Es war eine Routineexpedition - die Wissenschaftler waren mit einem Tiefseetauchboot unterwegs, um das Leben am Meeresboden vor der Küste Westaustraliens zu erforschen, als ihr Schiff unerwartet auf ein riesiges Unterwassertier von 45 Metern Länge stieß, berichtet The Guardian.

Laut Nerid Wilson vom Museum of Western Australia war die gallertartige Kreatur so groß, dass man einfach nicht an ihr vorbeigehen konnte. Die Forschung fand in einer Tiefe von etwa 600 Metern in einem Unterwasser-Steinbruch statt.

Ein riesiger Siphonophor, 45 Meter lang. Quelle:ROV SuBastian/Schmidt Ocean Institute

Das riesige Etwas sah von weitem wie ein Seil am Horizont aus. Als sie jedoch näher kamen, erkannten die Forscher, dass sie auf einen riesigen spiralförmigen Siphonophoren trafen. Der Tiefsee-Siphonophore war etwa 45 Meter lang und zog seine tödlichen Tentakel hinter sich her - die Forscher glauben, das längste Tier des Planeten entdeckt zu haben.

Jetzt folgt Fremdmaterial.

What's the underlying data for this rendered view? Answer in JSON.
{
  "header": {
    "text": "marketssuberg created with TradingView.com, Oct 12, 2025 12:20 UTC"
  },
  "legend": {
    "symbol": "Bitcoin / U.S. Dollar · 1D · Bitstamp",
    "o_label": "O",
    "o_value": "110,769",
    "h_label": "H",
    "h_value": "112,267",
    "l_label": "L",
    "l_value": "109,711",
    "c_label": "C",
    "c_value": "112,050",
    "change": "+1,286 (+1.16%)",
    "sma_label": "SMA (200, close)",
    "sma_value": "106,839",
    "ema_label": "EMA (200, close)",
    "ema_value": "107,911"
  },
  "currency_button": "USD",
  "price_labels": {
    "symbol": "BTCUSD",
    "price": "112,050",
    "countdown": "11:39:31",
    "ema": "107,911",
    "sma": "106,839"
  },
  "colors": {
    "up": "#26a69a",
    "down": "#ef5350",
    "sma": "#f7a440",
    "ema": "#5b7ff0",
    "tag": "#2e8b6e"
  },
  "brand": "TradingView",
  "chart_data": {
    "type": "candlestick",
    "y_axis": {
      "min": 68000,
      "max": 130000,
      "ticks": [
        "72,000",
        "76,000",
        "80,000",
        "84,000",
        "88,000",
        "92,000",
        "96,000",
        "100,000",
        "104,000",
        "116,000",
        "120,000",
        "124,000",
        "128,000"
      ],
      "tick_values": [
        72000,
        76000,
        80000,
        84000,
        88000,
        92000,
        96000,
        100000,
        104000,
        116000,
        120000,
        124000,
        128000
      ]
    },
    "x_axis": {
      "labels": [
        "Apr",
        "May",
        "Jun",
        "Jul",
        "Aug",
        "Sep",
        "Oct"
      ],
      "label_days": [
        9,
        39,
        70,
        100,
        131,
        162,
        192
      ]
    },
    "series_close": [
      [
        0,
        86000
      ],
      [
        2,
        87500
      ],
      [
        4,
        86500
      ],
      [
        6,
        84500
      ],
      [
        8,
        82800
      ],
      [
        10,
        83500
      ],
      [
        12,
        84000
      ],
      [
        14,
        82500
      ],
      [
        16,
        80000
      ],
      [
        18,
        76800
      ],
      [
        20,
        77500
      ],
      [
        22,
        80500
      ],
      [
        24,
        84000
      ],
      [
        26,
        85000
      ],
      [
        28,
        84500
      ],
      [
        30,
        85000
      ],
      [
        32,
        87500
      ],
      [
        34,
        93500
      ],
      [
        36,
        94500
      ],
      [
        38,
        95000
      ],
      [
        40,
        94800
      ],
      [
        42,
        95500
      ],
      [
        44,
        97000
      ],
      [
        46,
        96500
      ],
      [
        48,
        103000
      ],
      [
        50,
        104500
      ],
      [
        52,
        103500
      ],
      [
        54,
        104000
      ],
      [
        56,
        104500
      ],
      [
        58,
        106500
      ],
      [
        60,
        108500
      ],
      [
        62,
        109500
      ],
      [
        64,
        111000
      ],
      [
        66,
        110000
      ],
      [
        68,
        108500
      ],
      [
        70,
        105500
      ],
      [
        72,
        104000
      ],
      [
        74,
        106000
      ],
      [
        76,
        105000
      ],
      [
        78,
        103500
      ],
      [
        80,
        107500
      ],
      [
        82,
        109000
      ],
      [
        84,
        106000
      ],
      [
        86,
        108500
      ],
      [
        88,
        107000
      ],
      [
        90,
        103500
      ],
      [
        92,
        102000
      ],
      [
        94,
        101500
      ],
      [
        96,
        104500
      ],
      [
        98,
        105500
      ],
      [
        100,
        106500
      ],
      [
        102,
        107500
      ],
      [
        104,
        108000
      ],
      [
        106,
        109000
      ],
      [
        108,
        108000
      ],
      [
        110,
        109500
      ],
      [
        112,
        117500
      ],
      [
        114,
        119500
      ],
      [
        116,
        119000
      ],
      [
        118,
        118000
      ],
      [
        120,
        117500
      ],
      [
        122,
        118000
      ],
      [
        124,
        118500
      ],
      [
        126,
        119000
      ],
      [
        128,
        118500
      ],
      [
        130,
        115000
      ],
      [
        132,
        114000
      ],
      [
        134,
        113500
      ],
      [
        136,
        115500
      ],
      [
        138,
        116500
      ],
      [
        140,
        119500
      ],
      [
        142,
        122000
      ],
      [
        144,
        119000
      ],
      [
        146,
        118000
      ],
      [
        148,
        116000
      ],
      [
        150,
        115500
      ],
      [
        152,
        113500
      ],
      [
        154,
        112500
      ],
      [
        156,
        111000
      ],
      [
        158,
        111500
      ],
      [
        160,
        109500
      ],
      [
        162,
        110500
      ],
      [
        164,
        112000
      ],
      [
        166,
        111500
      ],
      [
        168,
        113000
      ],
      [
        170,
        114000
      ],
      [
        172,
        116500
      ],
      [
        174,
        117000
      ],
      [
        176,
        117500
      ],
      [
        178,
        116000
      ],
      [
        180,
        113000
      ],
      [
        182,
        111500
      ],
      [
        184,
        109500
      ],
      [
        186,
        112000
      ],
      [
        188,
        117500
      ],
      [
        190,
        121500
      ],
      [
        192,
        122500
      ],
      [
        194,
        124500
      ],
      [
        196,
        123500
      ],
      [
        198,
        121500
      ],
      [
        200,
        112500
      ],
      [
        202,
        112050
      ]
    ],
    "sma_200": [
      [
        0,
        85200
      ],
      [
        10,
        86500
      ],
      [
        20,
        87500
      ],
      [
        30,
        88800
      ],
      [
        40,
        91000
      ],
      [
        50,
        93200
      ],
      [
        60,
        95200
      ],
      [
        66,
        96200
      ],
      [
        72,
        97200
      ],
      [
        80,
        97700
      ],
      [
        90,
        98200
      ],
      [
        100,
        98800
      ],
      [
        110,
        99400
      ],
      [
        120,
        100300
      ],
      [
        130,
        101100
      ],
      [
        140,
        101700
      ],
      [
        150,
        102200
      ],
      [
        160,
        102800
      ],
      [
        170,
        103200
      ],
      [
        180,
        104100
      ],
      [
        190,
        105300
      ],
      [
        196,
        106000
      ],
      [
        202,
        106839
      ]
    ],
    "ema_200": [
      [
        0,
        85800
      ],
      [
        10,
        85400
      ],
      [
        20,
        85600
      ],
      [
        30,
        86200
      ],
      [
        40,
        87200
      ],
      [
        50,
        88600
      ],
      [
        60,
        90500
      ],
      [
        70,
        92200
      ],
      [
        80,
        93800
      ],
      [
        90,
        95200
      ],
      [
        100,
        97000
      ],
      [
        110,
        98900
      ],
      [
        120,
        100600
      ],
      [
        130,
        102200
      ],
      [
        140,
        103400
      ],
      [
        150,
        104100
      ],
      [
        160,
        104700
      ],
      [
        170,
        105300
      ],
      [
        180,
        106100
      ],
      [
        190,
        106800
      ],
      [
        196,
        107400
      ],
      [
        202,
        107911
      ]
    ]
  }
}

Laut Wilson waren sie gerade auf dem Rückweg zum Forschungsschiff, als sie auf die riesige Unterwasserspirale stießen. Über Bildschirme an verschiedenen Stellen des Forschungsschiffs werden Live-Bilder aus dem Unterwasserfahrzeug übertragen. Das Forschungsteam war von dem, was sie sahen, sowohl fasziniert als auch verblüfft.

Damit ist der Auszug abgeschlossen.